The Making of a Missionary
Title | The Making of a Missionary PDF eBook |
Author | J. Herbert Kane |
Publisher | |
Pages | 132 |
Release | 1975 |
Genre | Missionaries |
ISBN | 9780801053580 |
Intermediaries, Interpreters, and Clerks
Title | Intermediaries, Interpreters, and Clerks PDF eBook |
Author | Benjamin N. Lawrance |
Publisher | Univ of Wisconsin Press |
Pages | 352 |
Release | 2006-09-29 |
Genre | Business & Economics |
ISBN | 9780299219505 |
As a young man in South Africa, Nelson Mandela aspired to be an interpreter or clerk, noting in his autobiography that “a career as a civil servant was a glittering prize for an African.” Africans in the lower echelons of colonial bureaucracy often held positions of little official authority, but in practice these positions were lynchpins of colonial rule. As the primary intermediaries among European colonial officials, African chiefs, and subject populations, these civil servants could manipulate the intersections of power, authority, and knowledge at the center of colonial society.
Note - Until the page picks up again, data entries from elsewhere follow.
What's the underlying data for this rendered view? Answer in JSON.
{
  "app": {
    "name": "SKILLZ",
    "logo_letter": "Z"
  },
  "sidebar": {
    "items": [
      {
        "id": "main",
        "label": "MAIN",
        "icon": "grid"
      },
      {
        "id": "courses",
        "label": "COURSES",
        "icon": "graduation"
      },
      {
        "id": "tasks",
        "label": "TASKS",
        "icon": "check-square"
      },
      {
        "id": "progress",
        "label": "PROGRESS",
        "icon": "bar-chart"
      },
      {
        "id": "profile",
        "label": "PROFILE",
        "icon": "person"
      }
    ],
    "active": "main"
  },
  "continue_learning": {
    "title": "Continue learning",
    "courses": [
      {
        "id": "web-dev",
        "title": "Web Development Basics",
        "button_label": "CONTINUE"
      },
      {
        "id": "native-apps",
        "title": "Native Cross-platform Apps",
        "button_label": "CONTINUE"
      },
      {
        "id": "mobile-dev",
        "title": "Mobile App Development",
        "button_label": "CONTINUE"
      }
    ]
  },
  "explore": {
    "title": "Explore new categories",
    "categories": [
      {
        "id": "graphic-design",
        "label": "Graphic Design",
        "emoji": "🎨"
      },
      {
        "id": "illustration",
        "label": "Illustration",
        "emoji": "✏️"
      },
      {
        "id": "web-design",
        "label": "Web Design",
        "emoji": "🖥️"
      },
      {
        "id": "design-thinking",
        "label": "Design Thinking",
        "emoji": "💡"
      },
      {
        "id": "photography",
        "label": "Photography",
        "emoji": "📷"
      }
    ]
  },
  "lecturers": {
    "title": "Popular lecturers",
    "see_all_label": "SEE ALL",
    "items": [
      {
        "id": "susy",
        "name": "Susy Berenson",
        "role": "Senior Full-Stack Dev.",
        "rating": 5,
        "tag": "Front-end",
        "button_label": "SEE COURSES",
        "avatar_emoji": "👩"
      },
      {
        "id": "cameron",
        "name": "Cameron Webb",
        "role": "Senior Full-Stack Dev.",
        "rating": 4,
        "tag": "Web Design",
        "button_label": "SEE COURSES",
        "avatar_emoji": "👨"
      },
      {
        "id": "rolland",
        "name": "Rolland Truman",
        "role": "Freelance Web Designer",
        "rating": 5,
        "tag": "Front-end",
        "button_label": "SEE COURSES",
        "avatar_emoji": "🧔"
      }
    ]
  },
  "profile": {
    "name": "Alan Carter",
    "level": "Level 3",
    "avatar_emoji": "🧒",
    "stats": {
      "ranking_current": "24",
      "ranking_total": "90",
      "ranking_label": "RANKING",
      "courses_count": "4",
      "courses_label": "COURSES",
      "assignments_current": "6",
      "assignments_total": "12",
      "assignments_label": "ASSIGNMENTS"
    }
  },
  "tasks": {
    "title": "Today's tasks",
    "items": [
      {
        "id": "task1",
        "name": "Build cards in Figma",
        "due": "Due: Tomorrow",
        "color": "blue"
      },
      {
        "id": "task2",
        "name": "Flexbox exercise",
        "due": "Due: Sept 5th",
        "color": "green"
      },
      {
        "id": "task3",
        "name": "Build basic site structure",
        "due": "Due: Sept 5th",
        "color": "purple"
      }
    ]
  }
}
By uncovering the role of such men (and a few women) in the construction, function, and legal apparatus of colonial states, the essays in this volume highlight a new perspective. They offer important insights on hegemony, collaboration, and resistance, structures and changes in colonial rule, the role of language and education, the production of knowledge and expertise in colonial settings, and the impact of colonization in dividing African societies by gender, race, status, and class.